Escrito por
Antonio Monteiro, Expresso das Ilhas
O
presidente do partido União para a Mudança foi ministro da Comunicação
Social nos dois últimos governos constitucionais da Guiné-Bissau.
Durante a sua estada na Praia, na passada semana, Agnelo Regalla falou
com o Expresso das Ilhas sobre a crise que se vive actualmente no seu
país. Regalla imputa ao Presidente José Mário Vaz a maior cota parte da
responsabilidade na crise político-institucional guineense por
desrespeitar o princípio da separação de poderes e querer ser
simultaneamente presidente e chefe do governo.
Como está a situação política na Guiné-Bissau?

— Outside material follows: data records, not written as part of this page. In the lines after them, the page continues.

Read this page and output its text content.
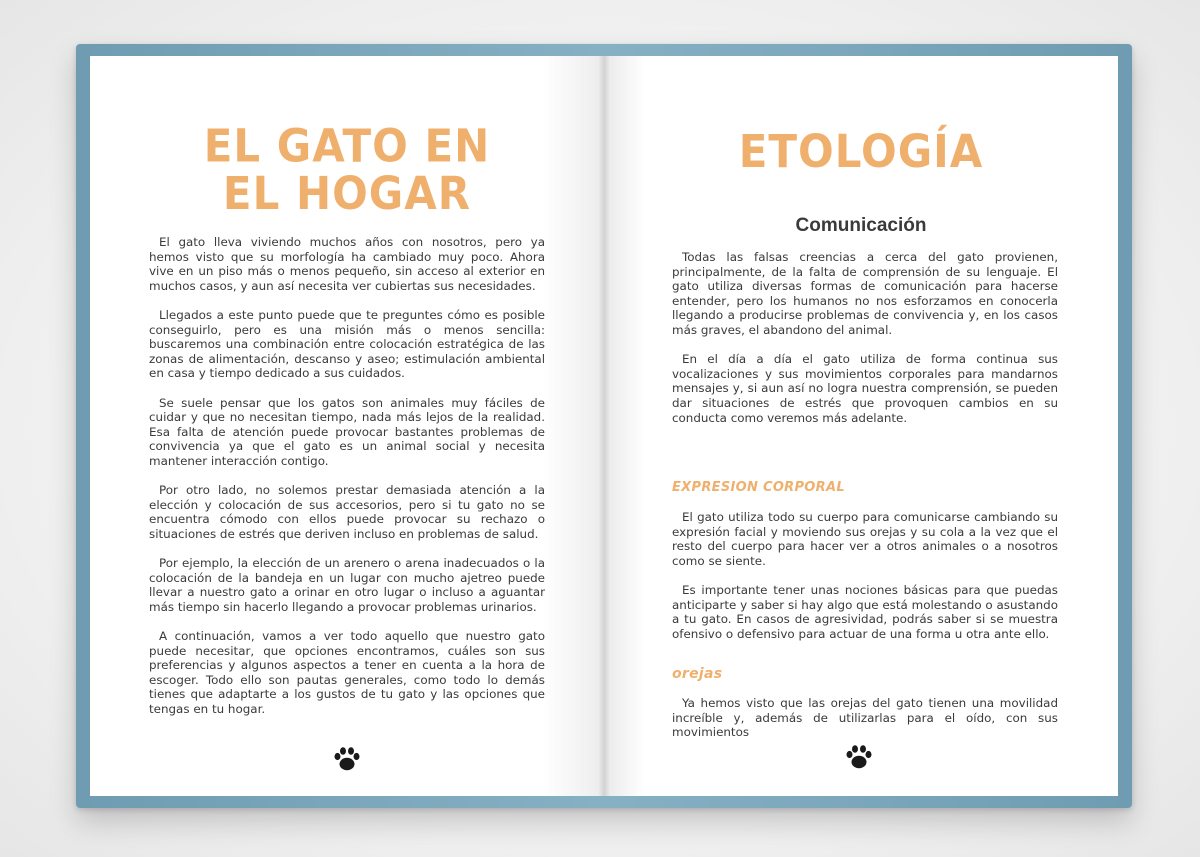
EL GATO EN
EL HOGAR

El gato lleva viviendo muchos años con nosotros, pero ya hemos visto que su morfología ha cambiado muy poco. Ahora vive en un piso más o menos pequeño, sin acceso al exterior en muchos casos, y aun así necesita ver cubiertas sus necesidades.

Llegados a este punto puede que te preguntes cómo es posible conseguirlo, pero es una misión más o menos sencilla: buscaremos una combinación entre colocación estratégica de las zonas de alimentación, descanso y aseo; estimulación ambiental en casa y tiempo dedicado a sus cuidados.

Se suele pensar que los gatos son animales muy fáciles de cuidar y que no necesitan tiempo, nada más lejos de la realidad. Esa falta de atención puede provocar bastantes problemas de convivencia ya que el gato es un animal social y necesita mantener interacción contigo.

Por otro lado, no solemos prestar demasiada atención a la elección y colocación de sus accesorios, pero si tu gato no se encuentra cómodo con ellos puede provocar su rechazo o situaciones de estrés que deriven incluso en problemas de salud.

Por ejemplo, la elección de un arenero o arena inadecuados o la colocación de la bandeja en un lugar con mucho ajetreo puede llevar a nuestro gato a orinar en otro lugar o incluso a aguantar más tiempo sin hacerlo llegando a provocar problemas urinarios.

A continuación, vamos a ver todo aquello que nuestro gato puede necesitar, que opciones encontramos, cuáles son sus preferencias y algunos aspectos a tener en cuenta a la hora de escoger. Todo ello son pautas generales, como todo lo demás tienes que adaptarte a los gustos de tu gato y las opciones que tengas en tu hogar.

ETOLOGÍA
Comunicación

Todas las falsas creencias a cerca del gato provienen, principalmente, de la falta de comprensión de su lenguaje. El gato utiliza diversas formas de comunicación para hacerse entender, pero los humanos no nos esforzamos en conocerla llegando a producirse problemas de convivencia y, en los casos más graves, el abandono del animal.

En el día a día el gato utiliza de forma continua sus vocalizaciones y sus movimientos corporales para mandarnos mensajes y, si aun así no logra nuestra comprensión, se pueden dar situaciones de estrés que provoquen cambios en su conducta como veremos más adelante.

EXPRESION CORPORAL

El gato utiliza todo su cuerpo para comunicarse cambiando su expresión facial y moviendo sus orejas y su cola a la vez que el resto del cuerpo para hacer ver a otros animales o a nosotros como se siente.

Es importante tener unas nociones básicas para que puedas anticiparte y saber si hay algo que está molestando o asustando a tu gato. En casos de agresividad, podrás saber si se muestra ofensivo o defensivo para actuar de una forma u otra ante ello.

orejas

Ya hemos visto que las orejas del gato tienen una movilidad increíble y, además de utilizarlas para el oído, con sus movimientos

O país vive actualmente uma situação de
profunda crise. Uma crise político-institucional que foi montada com
todas as peças e que retirou do poder o partido que ganhou as eleições
com maioria absoluta, o PAIGC [Abril de 2014]. Portanto, daí a primeira
situação de inconstitucionalidade. Assistimos praticamente a um golpe de
Estado institucional, na medida em que, ao invés de fazer retornar ao
poder o partido que ganhou as eleições, o presidente da república [José
Mário Vaz] inventou uma outra fórmula indigitando para o cargo de
primeiro-ministro pessoas que nada têm a ver com a vontade do partido
vencedor, o PAIGC. A crise foi-se aprofundando com o bloqueio do
Parlamento. A democracia tem os seus mecanismos e quando se envereda
pela inconstitucionalidade, esses mecanismos por si só acabam por criar
situações de bloqueio. Neste momento, o Parlamento da Guiné-Bissau não
funciona na medida em que os órgãos desse Parlamento surgem no contexto
das maiorias aferidas no pós-eleições dos resultados que são homologados
pelo Supremo Tribunal de Justiça. E é em função disso que se compõem os
órgãos e o partido que ganhou as eleições tem a maioria nos órgãos e
por isso conseguiram bloquear essa situação aprofundando a crise.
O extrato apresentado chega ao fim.